Under the accommodation, a religious nonprofit organization must first notify the entity that issues its group health plan, or the Department of Health and Human Services that it has a religious objection. After the notification, either the insurance plan or a third-party administrator becomes responsible for providing the birth control coverage directly.

Related: Romney walks back apparent compliment of Obamacare

The accommodation varies slightly depending upon the type of insurance, but Verrilli argues that in all cases, “an employer that opts out under the accommodation has no obligation to contract, arrange, pay or refer contraceptive coverage.”

But lawyers for the sisters say the accommodation still forces the nuns to play a role in facilitating contraceptive coverage and thus be morally complicit in what they consider a grave sin.

“To be clear, this so-called ‘accommodation’ is not an exemption,” Paul Clement, a lawyer for the nuns, said in legal briefs, ” but a means by which the non profit can fulfill its statutory obligation to provide coverage.’

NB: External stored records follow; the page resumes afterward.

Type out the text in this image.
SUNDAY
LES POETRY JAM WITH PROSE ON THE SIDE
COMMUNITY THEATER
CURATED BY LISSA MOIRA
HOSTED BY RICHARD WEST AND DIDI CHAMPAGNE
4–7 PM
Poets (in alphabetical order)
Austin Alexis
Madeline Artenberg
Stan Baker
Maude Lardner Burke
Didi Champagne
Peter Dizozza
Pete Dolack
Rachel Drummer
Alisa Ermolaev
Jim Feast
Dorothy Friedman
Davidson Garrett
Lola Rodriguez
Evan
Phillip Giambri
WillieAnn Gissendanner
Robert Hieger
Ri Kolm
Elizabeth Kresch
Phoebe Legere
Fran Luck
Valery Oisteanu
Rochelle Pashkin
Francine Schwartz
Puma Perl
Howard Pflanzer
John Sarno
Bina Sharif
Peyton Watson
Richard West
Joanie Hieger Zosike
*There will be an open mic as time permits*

The nuns say the government is violating the Religious Freedom Restoration Act (RFRA) a law passed in 1993 that prohibits the government from imposing a substantial burden on religious exercise unless doing so is the least restrictive means of furthering a compelling government interest. They also argue that the government violates the Establishment Clause of the Constitution because it allows an exemption for houses of worship, but only an accommodation for organizations like the Little Sisters of the Poor.

“The Religion Clauses prohibit government from making explicit and deliberate distinctions between different religious organizations without good reason,” Clement wrote.

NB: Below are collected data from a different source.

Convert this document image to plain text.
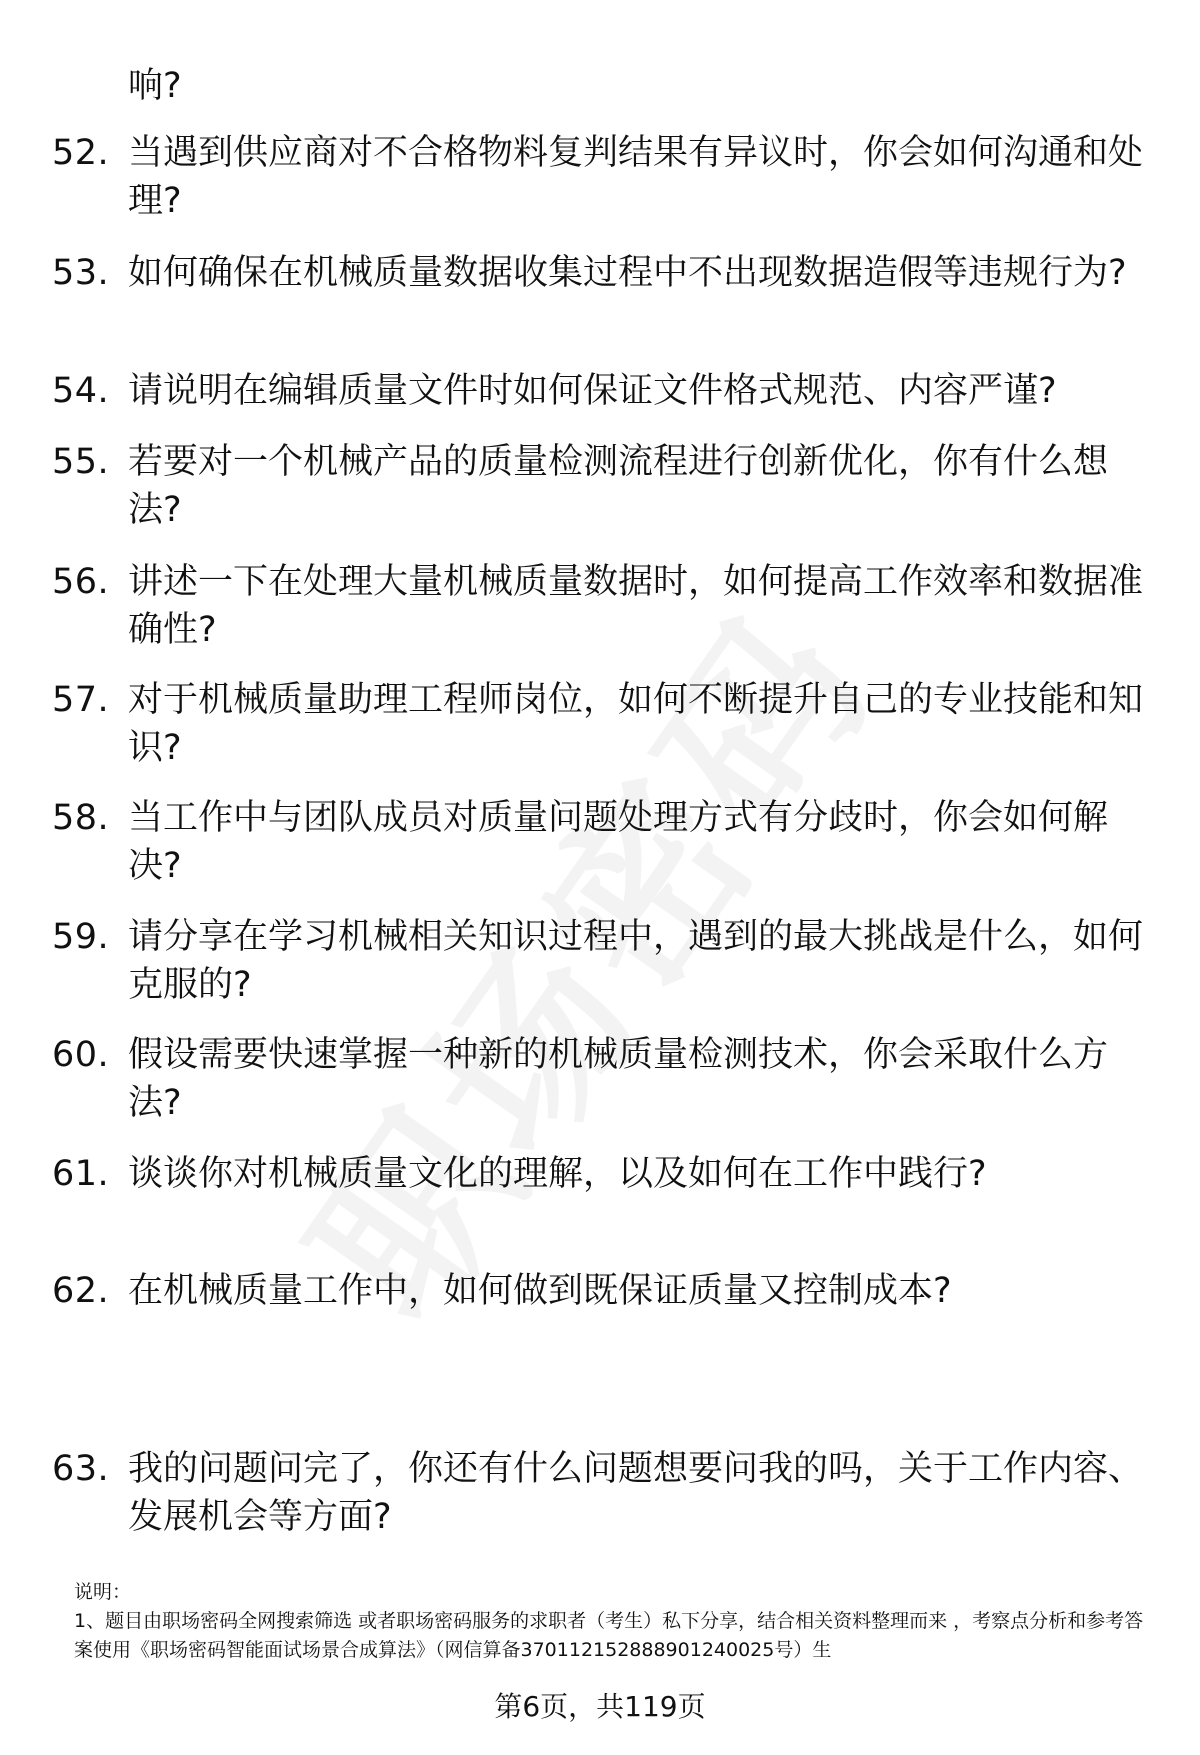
响?
52. 当遇到供应商对不合格物料复判结果有异议时，你会如何沟通和处理?
53. 如何确保在机械质量数据收集过程中不出现数据造假等违规行为?
54. 请说明在编辑质量文件时如何保证文件格式规范、内容严谨?
55. 若要对一个机械产品的质量检测流程进行创新优化，你有什么想法?
56. 讲述一下在处理大量机械质量数据时，如何提高工作效率和数据准确性?
57. 对于机械质量助理工程师岗位，如何不断提升自己的专业技能和知识?
58. 当工作中与团队成员对质量问题处理方式有分歧时，你会如何解决?
59. 请分享在学习机械相关知识过程中，遇到的最大挑战是什么，如何克服的?
60. 假设需要快速掌握一种新的机械质量检测技术，你会采取什么方法?
61. 谈谈你对机械质量文化的理解，以及如何在工作中践行?
62. 在机械质量工作中，如何做到既保证质量又控制成本?
63. 我的问题问完了，你还有什么问题想要问我的吗，关于工作内容、发展机会等方面?
说明：
1、题目由职场密码全网搜索筛选 或者职场密码服务的求职者（考生）私下分享，结合相关资料整理而来 ，考察点分析和参考答案使用《职场密码智能面试场景合成算法》（网信算备370112152888901240025号）生
第6页，共119页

Gretchen Borchelt, the Vice President for Heath and Reproductive Rights at the National Women’s Law Center says the stakes are high.

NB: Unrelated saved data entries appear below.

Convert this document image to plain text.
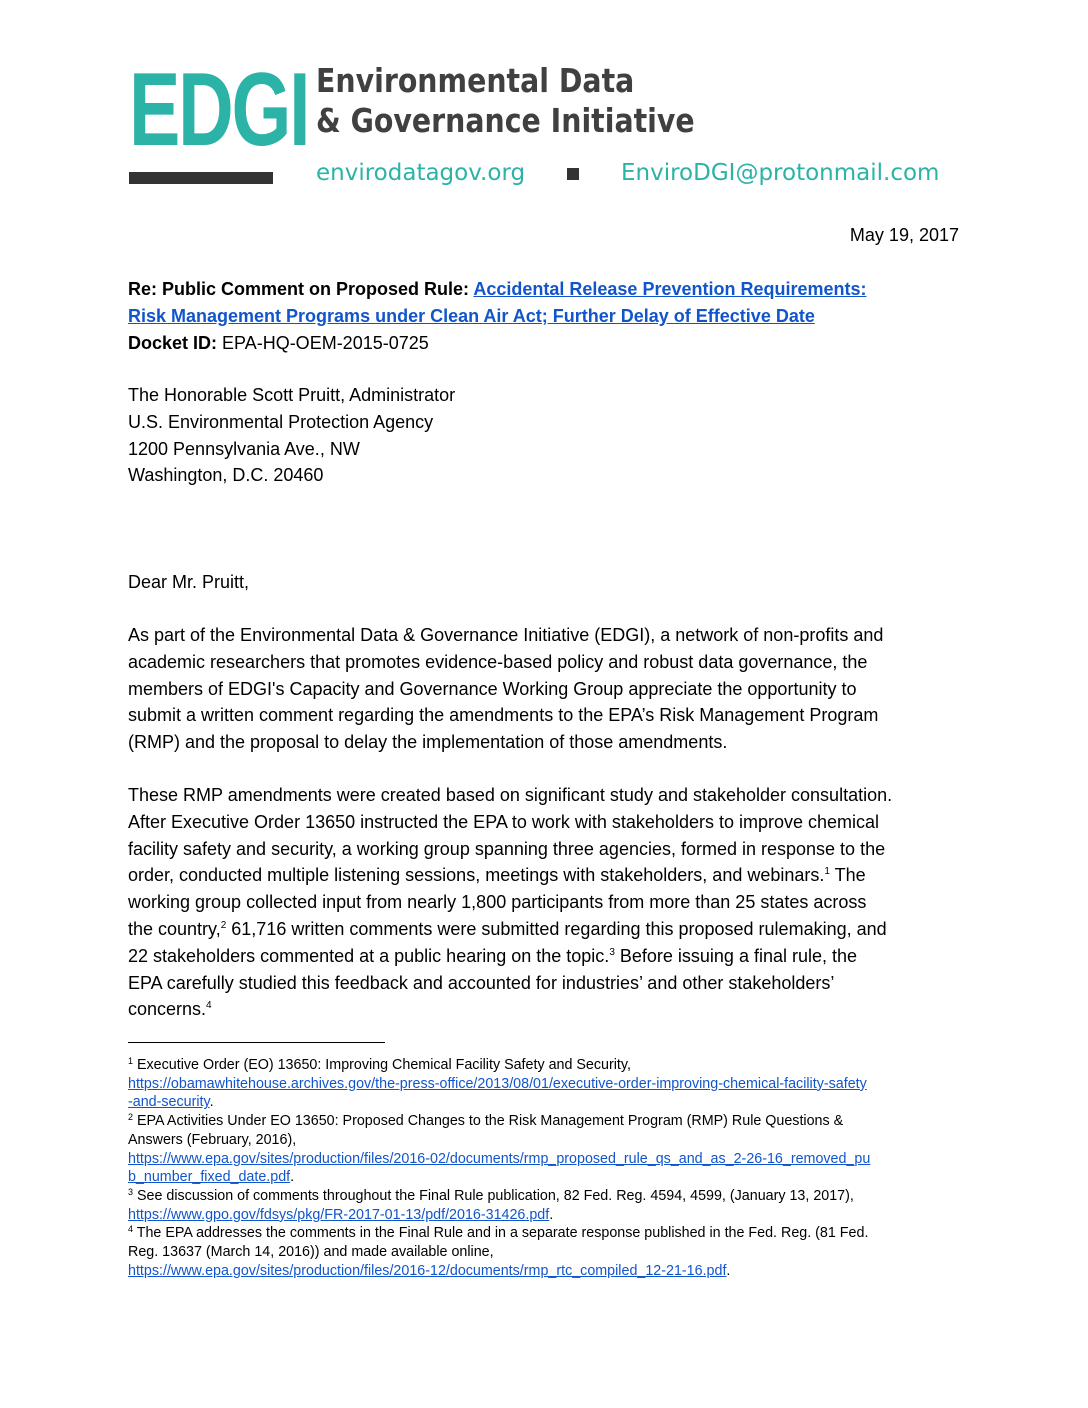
EDGI Environmental Data
& Governance Initiative
envirodatagov.org	EnviroDGI@protonmail.com
May 19, 2017
Re: Public Comment on Proposed Rule: Accidental Release Prevention Requirements:
Risk Management Programs under Clean Air Act; Further Delay of Effective Date
Docket ID: EPA-HQ-OEM-2015-0725
The Honorable Scott Pruitt, Administrator
U.S. Environmental Protection Agency
1200 Pennsylvania Ave., NW
Washington, D.C. 20460
Dear Mr. Pruitt,
As part of the Environmental Data & Governance Initiative (EDGI), a network of non-profits and
academic researchers that promotes evidence-based policy and robust data governance, the
members of EDGI's Capacity and Governance Working Group appreciate the opportunity to
submit a written comment regarding the amendments to the EPA’s Risk Management Program
(RMP) and the proposal to delay the implementation of those amendments.
These RMP amendments were created based on significant study and stakeholder consultation.
After Executive Order 13650 instructed the EPA to work with stakeholders to improve chemical
facility safety and security, a working group spanning three agencies, formed in response to the
order, conducted multiple listening sessions, meetings with stakeholders, and webinars.$^1$ The
working group collected input from nearly 1,800 participants from more than 25 states across
the country,$^2$ 61,716 written comments were submitted regarding this proposed rulemaking, and
22 stakeholders commented at a public hearing on the topic.$^3$ Before issuing a final rule, the
EPA carefully studied this feedback and accounted for industries’ and other stakeholders’
concerns.$^4$
$^1$ Executive Order (EO) 13650: Improving Chemical Facility Safety and Security,
https://obamawhitehouse.archives.gov/the-press-office/2013/08/01/executive-order-improving-chemical-facility-safety
-and-security.
$^2$ EPA Activities Under EO 13650: Proposed Changes to the Risk Management Program (RMP) Rule Questions &
Answers (February, 2016),
https://www.epa.gov/sites/production/files/2016-02/documents/rmp_proposed_rule_qs_and_as_2-26-16_removed_pu
b_number_fixed_date.pdf.
$^3$ See discussion of comments throughout the Final Rule publication, 82 Fed. Reg. 4594, 4599, (January 13, 2017),
https://www.gpo.gov/fdsys/pkg/FR-2017-01-13/pdf/2016-31426.pdf.
$^4$ The EPA addresses the comments in the Final Rule and in a separate response published in the Fed. Reg. (81 Fed.
Reg. 13637 (March 14, 2016)) and made available online,
https://www.epa.gov/sites/production/files/2016-12/documents/rmp_rtc_compiled_12-21-16.pdf.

“Women stand to lose coverage of birth control - a critical benefit that has done so much to advance women’s health and economic security,” she said.

Lower courts have favored the government

Of the eight circuit courts that have heard the challenge, seven have ruled in favor of the government.

Judge Cornelia Pillard of the U.S. Court of Appeals for the District of Columbia wrote an opinion in favor of the government in a challenge brought by the Roman Catholic Archbishop of Washington. She said that the religious non-profits that opt out are “excused from playing any role in the provision of contraceptive services, and they remain free to condemn contraception in the clearest terms.”

Pillard said that religious objectors have “no RFRA right to be free from the unease, or even anguish, of knowing that third parties are legally privileged or obligated to act in ways their religion abhors.’”

A panel of judges from the Eighth Circuit reached the opposite conclusion, however, holding that “compelling the participation” of the non profits in the accommodation process “by threat of severe monetary penalty” was a substantial burden on their exercise of religion. The Court reasoned that there were other ways the government could provide contraceptives to women who were unable to obtain them under their insurance plan due to their employers’ religious objection such as providing subsidies, reimbursement or tax credits.

The fact that there is a split in the lower courts makes it more likely that the Supreme Court will take up the issue.